Since its creation, hang gliding has progressed solely — and often painfully — through experimentation. But engineering simulation is starting to change that.
The German inventor and flight pioneer Otto Lilienthal made over 2,000 flights as long as 820 feet in gliders he designed and flew in the 1890s. He died in 1896 from injuries sustained in a glider crash, but his well-documented accounts of theories and experiences with flight influenced many of the early aviation pioneers, including the Wright Brothers.
In the 1940s, Dr. Francis Rogallo, a scientist at NACA (the forerunner of NASA) and his wife Gertrude developed a self-inflating flexible wing. By the end of the 1950s and beginning of the 1960s, with the space race in full gear and the need of a way to bring space capsules and their occupants safely back to Earth, NASA briefly considered the Rogallo wing, but development problems ultimately forced its replacement with the parachute.
In 1963, an Australian inventor named John Dickenson set out to build a stable and controllable water-ski kite glider by adapting the Rogallo wing airfoil concept with a four-boon stiffened airframe and a swinging seat for the pilot. He used a control frame and wire bracing that distributed the load to the wing, as well as giving a frame to brace for weight-shift control. His creation ultimately prompted the FAI (World Air Sports Federation) to vest him with the invention of the modern hang glider.

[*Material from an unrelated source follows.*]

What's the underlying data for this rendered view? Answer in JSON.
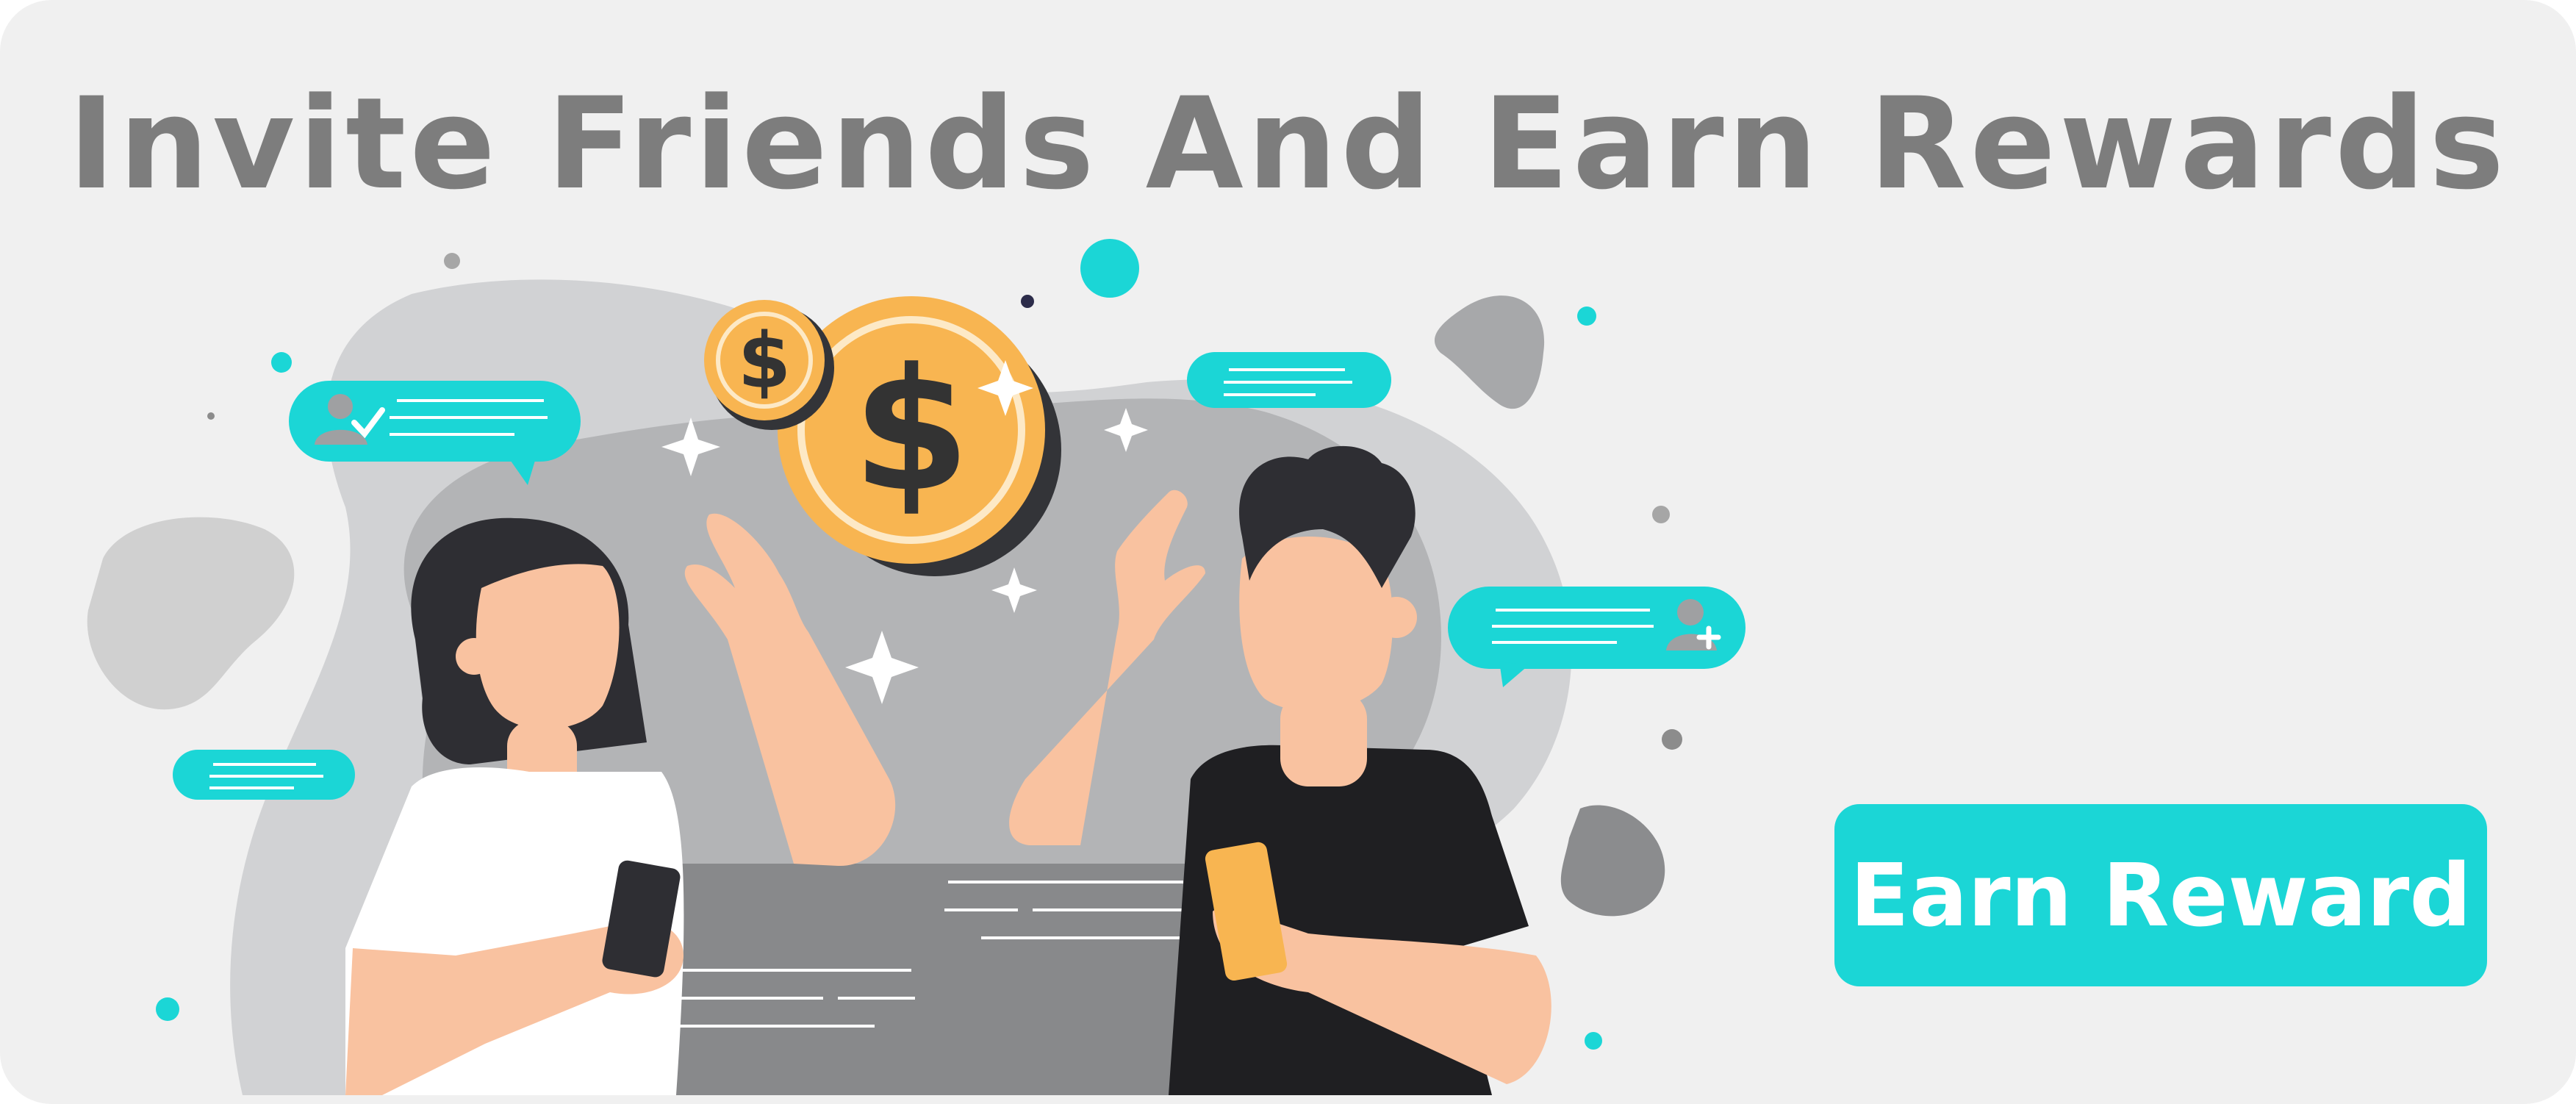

Leveraging Simulation for Optimal Design and Performance
Times have changed since then, and now Aerospace Innovations of Canada, as part of the ANSYS Startup Program, is leveraging the easy-to-use but highly sophisticated ANSYS AIM simulation platform for the first computer simulations of a hang glider.
The Hang Glider Manufacturers Association has certification standards that surpass those of regular airplanes – they require tests that are more destructive and way past a normal flight envelope. But now, all conditions can be checked even before the first part is manufactured, not only with ANSYS computational fluid dynamics (CFD) simulations, but also with finite element analysis. With this combined method, we can analyze the flight characteristics and material stress safety margins all at once. The goal of this comprehensive analysis is to give the sport of hang gliding a quantum leap in performance, weight reduction and assembly time — parameters that have proven to be the most challenging for hang gliding enthusiasts.
To help us reach this demanding target, we are also leveraging more recent NASA research into a glider called Prandtl-D. NASA’s experiments have shown that its bell lift distribution enables improved aircraft designs, particularly for all flying-wing aircraft and blended-wing body aircraft.
The bell span load maximizes aerodynamic efficiency for a given structure, and coordinates the roll-yaw motion that enables birds to turn and maneuver without a vertical tail. It also explains why birds fly in formations with their wingtips overlapped, and how birds can have such narrow wingtips without experiencing tip stall. Also, this bell lift distribution diminishes the load near the wing tips, allowing for a much simpler wing structure, which reduces the weight and complexity of the structure.
With the help of ANSYS Startup Program, we at Aerospace Innovations of Canada are developing a prototype to propel the next generation of extreme sports into the sky.